Other gun policy experts, such as UCLA law professor Adam Winkler said that the gun control side was squandering a rare opening by focusing on Feinstein’s ban, when most of the gun violence isn’t tied to assault weapons, and by giving the NRA an easy target to make outsized objections to. He noted, in contrast, that Harry Reid has not yet said if a ban on the capacity of ammunition magazines would come to the Senate floor.
Still, the optics—or political perceptions—are discouraging. On the one hand, we have Reid being unwilling to fight for tougher measures—at least as a point of departure or a starting line for what inevitably will be ensuing compromises as legislation progresses. Then there’s the opposite problem in New York State, where an aggressive governor apparently made sloppy mistakes in a rush to do something strong and meaningful.
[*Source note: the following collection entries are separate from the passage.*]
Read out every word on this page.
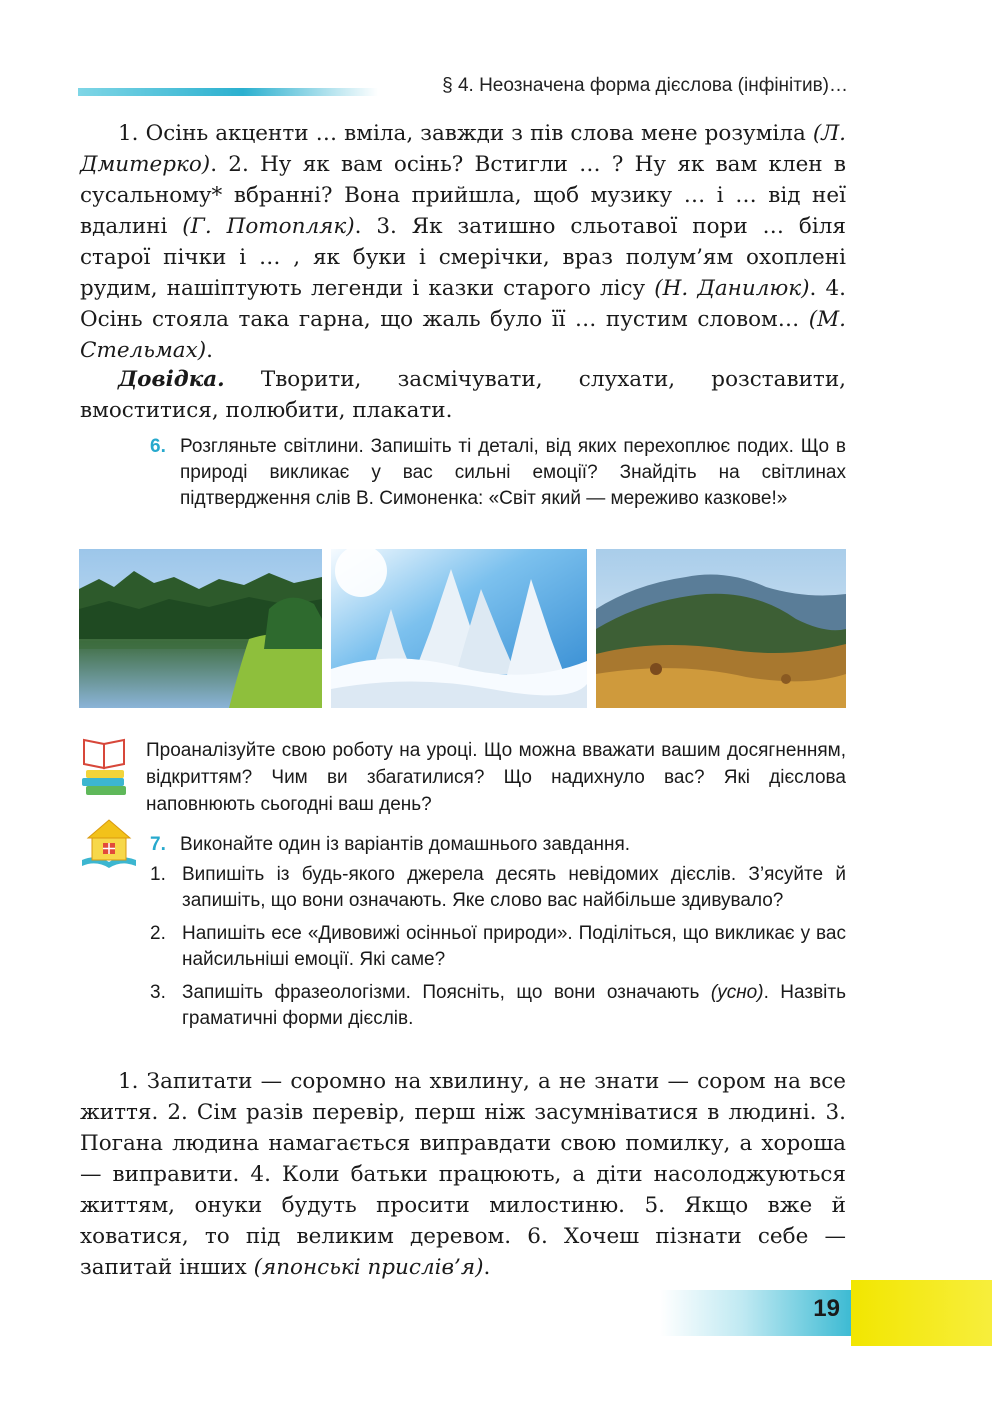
§ 4. Неозначена форма дієслова (інфінітив)…
1. Осінь акценти … вміла, завжди з пів слова мене розуміла (Л. Дмитерко). 2. Ну як вам осінь? Встигли … ? Ну як вам клен в сусальному* вбранні? Вона прийшла, щоб музику … і … від неї вдалині (Г. Потопляк). 3. Як затишно сльотавої пори … біля старої пічки і … , як буки і смерічки, враз полум’ям охоплені рудим, нашіптують легенди і казки старого лісу (Н. Данилюк). 4. Осінь стояла така гарна, що жаль було її … пустим словом… (М. Стельмах).
Довідка. Творити, засмічувати, слухати, розставити, вмоститися, полюбити, плакати.
6. Розгляньте світлини. Запишіть ті деталі, від яких перехоплює подих. Що в природі викликає у вас сильні емоції? Знайдіть на світлинах підтвердження слів В. Симоненка: «Світ який — мереживо казкове!»
Проаналізуйте свою роботу на уроці. Що можна вважати вашим досягненням, відкриттям? Чим ви збагатилися? Що надихнуло вас? Які дієслова наповнюють сьогодні ваш день?
7. Виконайте один із варіантів домашнього завдання.
1. Випишіть із будь-якого джерела десять невідомих дієслів. З’ясуйте й запишіть, що вони означають. Яке слово вас найбільше здивувало?
2. Напишіть есе «Дивовижі осінньої природи». Поділіться, що викликає у вас найсильніші емоції. Які саме?
3. Запишіть фразеологізми. Поясніть, що вони означають (усно). Назвіть граматичні форми дієслів.
1. Запитати — соромно на хвилину, а не знати — сором на все життя. 2. Сім разів перевір, перш ніж засумніватися в людині. 3. Погана людина намагається виправдати свою помилку, а хороша — виправити. 4. Коли батьки працюють, а діти насолоджуються життям, онуки будуть просити милостиню. 5. Якщо вже й ховатися, то під великим деревом. 6. Хочеш пізнати себе — запитай інших (японські прислів’я).
19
Which brings us back to the question of what can be done that will have a real impact. The background check system has been reluctantly supported by the calculating pro-gun lobby because they know it’s not very effective. In the meantime, the Supreme Court, again in another ruling written by Scalia in 2008, has held that citizens have a federal constitutional right to have a handgun in their home for self-defense.
Most gun violence, during domestic violence disputes and suicides, occurs within people’s homes. You have to ask what problems the gun-control politicans and advocates are seeking to address. Feinstein was clear: no more mass shootings. Hickenlooper was clear: no more “killing machines,” and higher hurdles to obtaining a gun. Cuomo was clear: limiting access to firearms—but he was sloppy. And Reid is also clear: doing little to change the dynamics around gun violence.